Performance of using CartesianIndices with MArray

nchisholm · February 27, 2022, 10:40pm

Multidimensional algorithms built on CartesianIndices seem to have significant performance overhead when applied to StaticArrays.MArrays, but not regular Arrays. Writing several functions with nested loops for different dimensions (or leveraging the macros in Base.Cartesian) recovers performance, but I am wondering why the more elegant CartesianIndices solution is slower when used with MArray.

To demonstrate the problem, consider an N-dimensional algorithm that takes a function f(i_1, ⋯, i_N) of the N indices and uses it to fill the elements of an input array arr.
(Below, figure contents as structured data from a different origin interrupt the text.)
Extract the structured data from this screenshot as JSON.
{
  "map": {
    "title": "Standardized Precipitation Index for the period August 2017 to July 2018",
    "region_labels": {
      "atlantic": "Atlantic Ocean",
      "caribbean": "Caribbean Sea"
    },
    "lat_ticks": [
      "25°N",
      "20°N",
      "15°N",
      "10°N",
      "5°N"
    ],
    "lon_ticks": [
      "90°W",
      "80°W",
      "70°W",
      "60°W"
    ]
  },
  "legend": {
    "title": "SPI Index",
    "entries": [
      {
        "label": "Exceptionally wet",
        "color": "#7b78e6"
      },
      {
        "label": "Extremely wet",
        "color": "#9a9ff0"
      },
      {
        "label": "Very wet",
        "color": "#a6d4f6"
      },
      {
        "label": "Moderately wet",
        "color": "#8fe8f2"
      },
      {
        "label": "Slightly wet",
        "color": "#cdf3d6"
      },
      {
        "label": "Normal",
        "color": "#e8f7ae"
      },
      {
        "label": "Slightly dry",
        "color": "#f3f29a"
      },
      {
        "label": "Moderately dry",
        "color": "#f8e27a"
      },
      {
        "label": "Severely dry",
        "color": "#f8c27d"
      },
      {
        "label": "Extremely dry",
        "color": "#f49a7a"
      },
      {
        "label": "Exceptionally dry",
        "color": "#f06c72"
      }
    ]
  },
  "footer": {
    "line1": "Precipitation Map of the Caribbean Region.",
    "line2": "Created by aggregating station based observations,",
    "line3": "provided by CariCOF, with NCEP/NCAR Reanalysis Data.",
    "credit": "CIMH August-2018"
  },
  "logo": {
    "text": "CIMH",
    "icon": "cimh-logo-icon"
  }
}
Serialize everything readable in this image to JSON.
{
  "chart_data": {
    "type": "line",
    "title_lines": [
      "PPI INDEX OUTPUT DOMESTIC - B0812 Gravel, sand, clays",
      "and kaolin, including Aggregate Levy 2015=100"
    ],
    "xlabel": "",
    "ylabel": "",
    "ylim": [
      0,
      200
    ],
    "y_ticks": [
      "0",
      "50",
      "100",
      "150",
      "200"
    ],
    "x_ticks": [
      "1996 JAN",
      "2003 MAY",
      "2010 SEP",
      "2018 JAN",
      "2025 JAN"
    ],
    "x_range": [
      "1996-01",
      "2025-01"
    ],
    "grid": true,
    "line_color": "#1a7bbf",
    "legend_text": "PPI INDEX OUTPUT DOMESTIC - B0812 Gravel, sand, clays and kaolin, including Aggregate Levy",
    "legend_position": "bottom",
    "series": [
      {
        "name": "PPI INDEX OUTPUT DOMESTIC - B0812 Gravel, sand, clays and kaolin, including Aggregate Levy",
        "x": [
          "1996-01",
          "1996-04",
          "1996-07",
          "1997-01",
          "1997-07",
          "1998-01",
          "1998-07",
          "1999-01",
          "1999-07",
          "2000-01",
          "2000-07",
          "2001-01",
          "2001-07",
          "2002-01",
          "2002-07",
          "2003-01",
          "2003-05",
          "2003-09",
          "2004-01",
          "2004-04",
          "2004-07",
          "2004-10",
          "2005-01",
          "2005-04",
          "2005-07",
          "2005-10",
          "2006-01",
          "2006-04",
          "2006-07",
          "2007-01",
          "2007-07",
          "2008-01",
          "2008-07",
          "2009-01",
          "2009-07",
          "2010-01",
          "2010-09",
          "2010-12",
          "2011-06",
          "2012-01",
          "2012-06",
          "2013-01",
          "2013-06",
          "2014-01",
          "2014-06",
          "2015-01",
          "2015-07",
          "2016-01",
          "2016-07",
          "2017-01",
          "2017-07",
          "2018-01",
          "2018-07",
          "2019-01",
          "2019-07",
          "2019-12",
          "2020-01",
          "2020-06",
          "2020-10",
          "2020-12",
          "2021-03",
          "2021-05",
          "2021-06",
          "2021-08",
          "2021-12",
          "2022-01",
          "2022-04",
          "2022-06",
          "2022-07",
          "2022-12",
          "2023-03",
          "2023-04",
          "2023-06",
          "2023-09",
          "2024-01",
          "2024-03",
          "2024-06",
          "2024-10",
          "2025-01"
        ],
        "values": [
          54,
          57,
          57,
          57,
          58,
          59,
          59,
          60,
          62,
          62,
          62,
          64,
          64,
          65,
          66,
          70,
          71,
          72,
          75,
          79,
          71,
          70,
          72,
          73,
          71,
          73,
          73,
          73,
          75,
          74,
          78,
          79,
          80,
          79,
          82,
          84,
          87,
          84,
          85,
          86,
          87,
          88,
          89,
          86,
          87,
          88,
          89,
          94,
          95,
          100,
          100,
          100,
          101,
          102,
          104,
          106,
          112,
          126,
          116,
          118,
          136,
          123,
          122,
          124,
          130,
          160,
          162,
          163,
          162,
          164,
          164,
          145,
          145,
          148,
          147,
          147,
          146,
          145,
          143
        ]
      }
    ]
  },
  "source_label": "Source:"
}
function fillfn_cartesianindices!(arr::AbstractArray, f::F) where F  # force specialization
    @inbounds for I ∈ CartesianIndices(arr)
        arr[I] = f(I)
    end
    return arr
end

Here is a similar @generated function using the Base.Cartesian macros.

using Base.Cartesian

@generated function fillfn_basecartesian!(arr::AbstractArray{<:Any,N}, f::F) where {N,F}
    # Generate an expression of nested for loops:
    #   for i_N ∈ axes(arr, N), ..., i_1 ∈ axes(arr, 1)
    #       arr[i_1, ..., i_N] = f(i_1, ..., i_N)
    #   end
    quote
        @inbounds @nloops $N i arr begin
            (@nref $N arr i) = (@ncall $N f i)
        end
        return arr
    end
end

Finally, here is function of indices to feed to either of the above functions (for the four dimensional case).

    indexfunc4d(i, j, k, l) = (i==k) * (j==l) - (i==l) * (j==k)
    @inline indexfunc4d(I::CartesianIndex{4}) = indexfunc4d(Tuple(I)...)

Benchmarking on a 3×3×3×3 Array shows that using CartesianIndices has no performance overhead.

using BenchmarkTools
using StaticArrays

let dims = (3,3,3,3)
    T = eltype(indexfunc4d(map(_ -> 1, dims)...))

    println("Using `CartesianIndices`")
    out1 = @btime(
        fillfn_cartesianindices!(A, $indexfunc4d),
        setup=(A = Array{$T}(undef, $dims))
    )
    println("Using `Base.Cartesian`")
    out2 = @btime(
        fillfn_basecartesian!(A, $indexfunc4d),
        setup=(A = Array{$T}(undef, $dims))
    )
    @assert out1 == out2
end;

Using `CartesianIndices`
  107.183 ns (0 allocations: 0 bytes)
Using `Base.Cartesian`
  114.619 ns (0 allocations: 0 bytes)

A similar benchmark where arr isa MArray shows that fillfn_basecartesian! 7x faster than fillfn_cartesianindices!.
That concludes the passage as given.